Step-by-step explanation:
To determine the new pressure when the same amount of air is placed in a smaller volume and at a higher temperature, we can use the combined gas law, which is derived from Boyle's, Charles's, and Gay-Lussac's laws:
P1 * V1 / T1 = P2 * V2 / T2
Where:
- P1 is the initial pressure (3.65 atm)
- V1 is the initial volume (15 m³)
- T1 is the initial temperature in Kelvin (25°C = 298.15 K)
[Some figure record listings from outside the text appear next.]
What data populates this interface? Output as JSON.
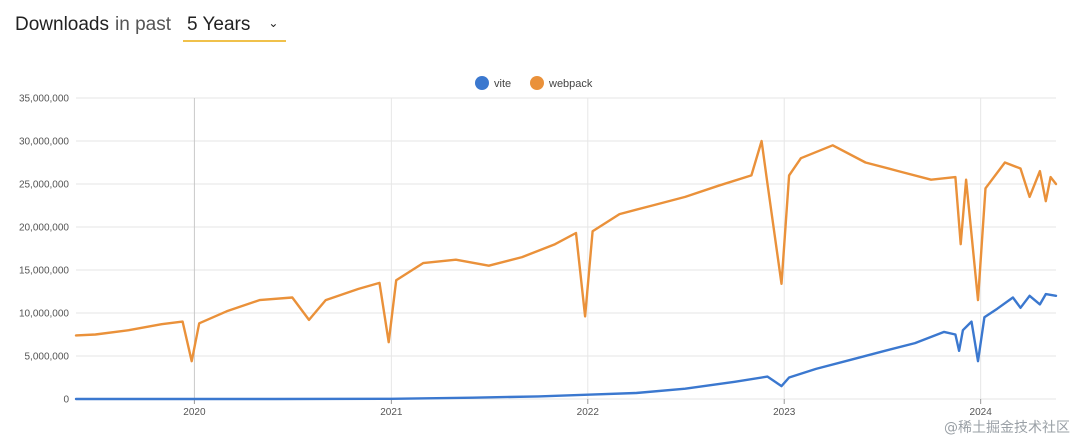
{
  "header": {
    "title": "Downloads",
    "subtitle": "in past",
    "period": "5 Years"
  },
  "watermark": "@稀土掘金技术社区",
  "colors": {
    "vite": "#3b78cf",
    "webpack": "#ea913a",
    "grid": "#e6e6e6",
    "year_line": "#cccccc"
  },
  "chart_data": {
    "type": "line",
    "ylim": [
      0,
      35000000
    ],
    "y_ticks": [
      0,
      5000000,
      10000000,
      15000000,
      20000000,
      25000000,
      30000000,
      35000000
    ],
    "y_tick_labels": [
      "0",
      "5,000,000",
      "10,000,000",
      "15,000,000",
      "20,000,000",
      "25,000,000",
      "30,000,000",
      "35,000,000"
    ],
    "xlim": [
      "2019-05-26",
      "2024-05-20"
    ],
    "x_ticks": [
      "2020-01-01",
      "2021-01-01",
      "2022-01-01",
      "2023-01-01",
      "2024-01-01"
    ],
    "x_tick_labels": [
      "2020",
      "2021",
      "2022",
      "2023",
      "2024"
    ],
    "legend_position": "top-center",
    "grid": true,
    "series": [
      {
        "name": "vite",
        "points": [
          [
            "2019-05-26",
            0
          ],
          [
            "2020-01-01",
            0
          ],
          [
            "2020-06-01",
            0
          ],
          [
            "2021-01-01",
            20000
          ],
          [
            "2021-06-01",
            150000
          ],
          [
            "2021-10-01",
            300000
          ],
          [
            "2022-01-01",
            500000
          ],
          [
            "2022-04-01",
            700000
          ],
          [
            "2022-07-01",
            1200000
          ],
          [
            "2022-10-01",
            2000000
          ],
          [
            "2022-12-01",
            2600000
          ],
          [
            "2022-12-27",
            1500000
          ],
          [
            "2023-01-10",
            2500000
          ],
          [
            "2023-03-01",
            3500000
          ],
          [
            "2023-05-01",
            4500000
          ],
          [
            "2023-07-01",
            5500000
          ],
          [
            "2023-09-01",
            6500000
          ],
          [
            "2023-10-25",
            7800000
          ],
          [
            "2023-11-15",
            7500000
          ],
          [
            "2023-11-22",
            5600000
          ],
          [
            "2023-11-29",
            8000000
          ],
          [
            "2023-12-15",
            9000000
          ],
          [
            "2023-12-27",
            4400000
          ],
          [
            "2024-01-08",
            9500000
          ],
          [
            "2024-02-01",
            10500000
          ],
          [
            "2024-03-01",
            11800000
          ],
          [
            "2024-03-15",
            10600000
          ],
          [
            "2024-04-01",
            12000000
          ],
          [
            "2024-04-20",
            11000000
          ],
          [
            "2024-05-01",
            12200000
          ],
          [
            "2024-05-20",
            12000000
          ]
        ]
      },
      {
        "name": "webpack",
        "points": [
          [
            "2019-05-26",
            7400000
          ],
          [
            "2019-07-01",
            7500000
          ],
          [
            "2019-09-01",
            8000000
          ],
          [
            "2019-11-01",
            8700000
          ],
          [
            "2019-12-10",
            9000000
          ],
          [
            "2019-12-27",
            4400000
          ],
          [
            "2020-01-10",
            8800000
          ],
          [
            "2020-03-01",
            10200000
          ],
          [
            "2020-05-01",
            11500000
          ],
          [
            "2020-07-01",
            11800000
          ],
          [
            "2020-08-01",
            9200000
          ],
          [
            "2020-09-01",
            11500000
          ],
          [
            "2020-11-01",
            12800000
          ],
          [
            "2020-12-10",
            13500000
          ],
          [
            "2020-12-27",
            6600000
          ],
          [
            "2021-01-10",
            13800000
          ],
          [
            "2021-03-01",
            15800000
          ],
          [
            "2021-05-01",
            16200000
          ],
          [
            "2021-07-01",
            15500000
          ],
          [
            "2021-09-01",
            16500000
          ],
          [
            "2021-11-01",
            18000000
          ],
          [
            "2021-12-10",
            19300000
          ],
          [
            "2021-12-27",
            9600000
          ],
          [
            "2022-01-10",
            19500000
          ],
          [
            "2022-03-01",
            21500000
          ],
          [
            "2022-05-01",
            22500000
          ],
          [
            "2022-07-01",
            23500000
          ],
          [
            "2022-09-01",
            24800000
          ],
          [
            "2022-11-01",
            26000000
          ],
          [
            "2022-11-20",
            30000000
          ],
          [
            "2022-12-01",
            25000000
          ],
          [
            "2022-12-27",
            13400000
          ],
          [
            "2023-01-10",
            26000000
          ],
          [
            "2023-02-01",
            28000000
          ],
          [
            "2023-04-01",
            29500000
          ],
          [
            "2023-06-01",
            27500000
          ],
          [
            "2023-08-01",
            26500000
          ],
          [
            "2023-10-01",
            25500000
          ],
          [
            "2023-11-15",
            25800000
          ],
          [
            "2023-11-25",
            18000000
          ],
          [
            "2023-12-05",
            25500000
          ],
          [
            "2023-12-27",
            11500000
          ],
          [
            "2024-01-10",
            24500000
          ],
          [
            "2024-02-15",
            27500000
          ],
          [
            "2024-03-15",
            26800000
          ],
          [
            "2024-04-01",
            23500000
          ],
          [
            "2024-04-20",
            26500000
          ],
          [
            "2024-05-01",
            23000000
          ],
          [
            "2024-05-10",
            25800000
          ],
          [
            "2024-05-20",
            25000000
          ]
        ]
      }
    ]
  }
}
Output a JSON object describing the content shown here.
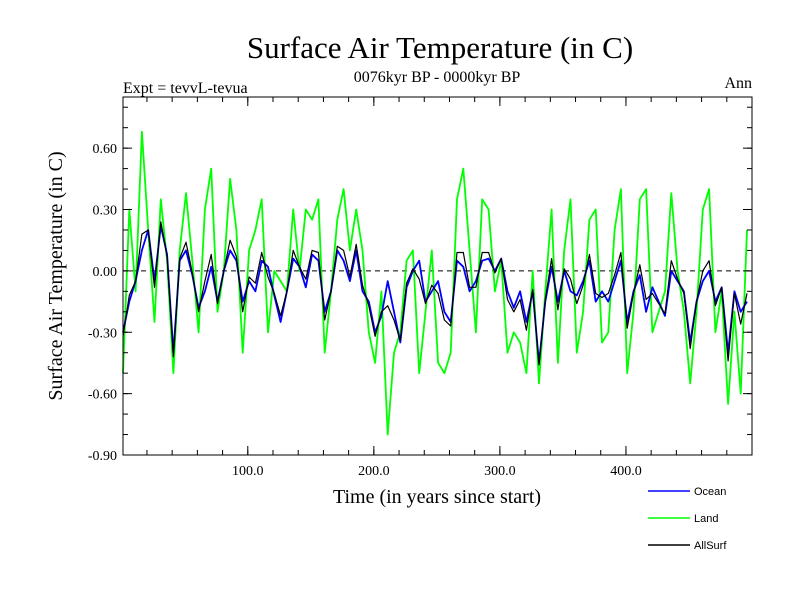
{
  "chart_data": {
    "type": "line",
    "title": "Surface Air Temperature (in C)",
    "subtitle": "0076kyr BP - 0000kyr BP",
    "left_label": "Expt = tevvL-tevua",
    "right_label": "Ann",
    "xlabel": "Time (in years since start)",
    "ylabel": "Surface Air Temperature (in C)",
    "xlim": [
      1,
      500
    ],
    "ylim": [
      -0.9,
      0.85
    ],
    "x_ticks": [
      100,
      200,
      300,
      400
    ],
    "x_tick_labels": [
      "100.0",
      "200.0",
      "300.0",
      "400.0"
    ],
    "y_ticks": [
      -0.9,
      -0.6,
      -0.3,
      0.0,
      0.3,
      0.6
    ],
    "y_tick_labels": [
      "-0.90",
      "-0.60",
      "-0.30",
      "0.00",
      "0.30",
      "0.60"
    ],
    "zero_line": true,
    "legend_position": "bottom-right",
    "series": [
      {
        "name": "Ocean",
        "color": "#0000ff",
        "x_start": 1,
        "x_step": 5,
        "values": [
          -0.3,
          -0.15,
          -0.05,
          0.1,
          0.2,
          -0.05,
          0.22,
          0.08,
          -0.4,
          0.05,
          0.1,
          -0.02,
          -0.18,
          -0.1,
          0.02,
          -0.15,
          0.0,
          0.1,
          0.05,
          -0.15,
          -0.05,
          -0.1,
          0.05,
          0.02,
          -0.12,
          -0.25,
          -0.1,
          0.06,
          0.02,
          -0.08,
          0.08,
          0.05,
          -0.2,
          -0.1,
          0.1,
          0.05,
          -0.05,
          0.1,
          -0.1,
          -0.15,
          -0.3,
          -0.22,
          -0.05,
          -0.2,
          -0.35,
          -0.08,
          0.0,
          0.05,
          -0.15,
          -0.1,
          -0.05,
          -0.2,
          -0.25,
          0.05,
          0.02,
          -0.1,
          -0.05,
          0.05,
          0.06,
          0.0,
          0.06,
          -0.1,
          -0.18,
          -0.1,
          -0.25,
          -0.1,
          -0.45,
          -0.15,
          0.02,
          -0.15,
          0.0,
          -0.1,
          -0.12,
          -0.05,
          0.05,
          -0.15,
          -0.1,
          -0.15,
          -0.05,
          0.05,
          -0.25,
          -0.1,
          -0.02,
          -0.2,
          -0.08,
          -0.15,
          -0.22,
          0.0,
          -0.05,
          -0.1,
          -0.35,
          -0.15,
          -0.05,
          0.0,
          -0.15,
          -0.08,
          -0.4,
          -0.1,
          -0.2,
          -0.15
        ]
      },
      {
        "name": "Land",
        "color": "#00ff00",
        "x_start": 1,
        "x_step": 5,
        "values": [
          -0.5,
          0.3,
          -0.1,
          0.68,
          0.2,
          -0.25,
          0.35,
          0.05,
          -0.5,
          0.1,
          0.38,
          0.05,
          -0.3,
          0.3,
          0.5,
          -0.2,
          0.0,
          0.45,
          0.2,
          -0.4,
          0.1,
          0.2,
          0.35,
          -0.3,
          0.0,
          -0.05,
          -0.1,
          0.3,
          0.0,
          0.3,
          0.25,
          0.35,
          -0.4,
          -0.1,
          0.25,
          0.4,
          0.1,
          0.3,
          0.1,
          -0.3,
          -0.45,
          -0.1,
          -0.8,
          -0.4,
          -0.3,
          0.05,
          0.1,
          -0.5,
          -0.2,
          0.1,
          -0.45,
          -0.5,
          -0.4,
          0.35,
          0.5,
          0.1,
          -0.3,
          0.35,
          0.3,
          -0.1,
          0.05,
          -0.4,
          -0.3,
          -0.35,
          -0.5,
          0.0,
          -0.55,
          -0.1,
          0.3,
          -0.45,
          0.1,
          0.35,
          -0.4,
          -0.2,
          0.25,
          0.3,
          -0.35,
          -0.3,
          0.2,
          0.4,
          -0.5,
          -0.2,
          0.35,
          0.4,
          -0.3,
          -0.2,
          -0.1,
          0.38,
          0.0,
          -0.2,
          -0.55,
          -0.2,
          0.3,
          0.4,
          -0.3,
          -0.1,
          -0.65,
          -0.2,
          -0.6,
          0.2
        ]
      },
      {
        "name": "AllSurf",
        "color": "#000000",
        "x_start": 1,
        "x_step": 5,
        "values": [
          -0.32,
          -0.12,
          -0.05,
          0.18,
          0.2,
          -0.08,
          0.24,
          0.07,
          -0.42,
          0.06,
          0.14,
          -0.01,
          -0.2,
          -0.05,
          0.08,
          -0.16,
          0.0,
          0.15,
          0.07,
          -0.2,
          -0.03,
          -0.06,
          0.09,
          -0.03,
          -0.11,
          -0.22,
          -0.1,
          0.1,
          0.02,
          -0.04,
          0.1,
          0.09,
          -0.24,
          -0.1,
          0.12,
          0.1,
          -0.03,
          0.13,
          -0.07,
          -0.17,
          -0.32,
          -0.2,
          -0.17,
          -0.24,
          -0.34,
          -0.06,
          0.01,
          -0.04,
          -0.16,
          -0.07,
          -0.11,
          -0.24,
          -0.27,
          0.09,
          0.09,
          -0.08,
          -0.08,
          0.09,
          0.09,
          -0.01,
          0.06,
          -0.14,
          -0.2,
          -0.14,
          -0.29,
          -0.09,
          -0.46,
          -0.14,
          0.06,
          -0.19,
          0.01,
          -0.04,
          -0.16,
          -0.07,
          0.08,
          -0.11,
          -0.13,
          -0.11,
          -0.02,
          0.09,
          -0.28,
          -0.11,
          0.03,
          -0.14,
          -0.11,
          -0.16,
          -0.21,
          0.05,
          -0.04,
          -0.11,
          -0.38,
          -0.15,
          0.0,
          0.05,
          -0.17,
          -0.08,
          -0.44,
          -0.11,
          -0.26,
          -0.11
        ]
      }
    ]
  }
}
- P2 is the final pressure
- V2 is the final volume (5 m³)
- T2 is the final temperature in Kelvin (35°C = 308.15 K)
Substituting the known values into the equation:
3.65 atm * 15 m³ / 298.15 K = P2 * 5 m³ / 308.15 K
Now, solving for P2:
P2 = (3.65 atm * 15 m³ / 298.15 K) * (308.15 K / 5 m³)
P2 = (3.65 * 3) * (308.15 / 298.15)
P2 ≈ 3.65 * 3 * 1.0335
P2 ≈ 11.365 * 1.0335
P2 ≈ 11.75 atm
The new pressure of the air inside the smaller box would be approximately 11.75 atm, rounded to two significant figures, it's 12 atm.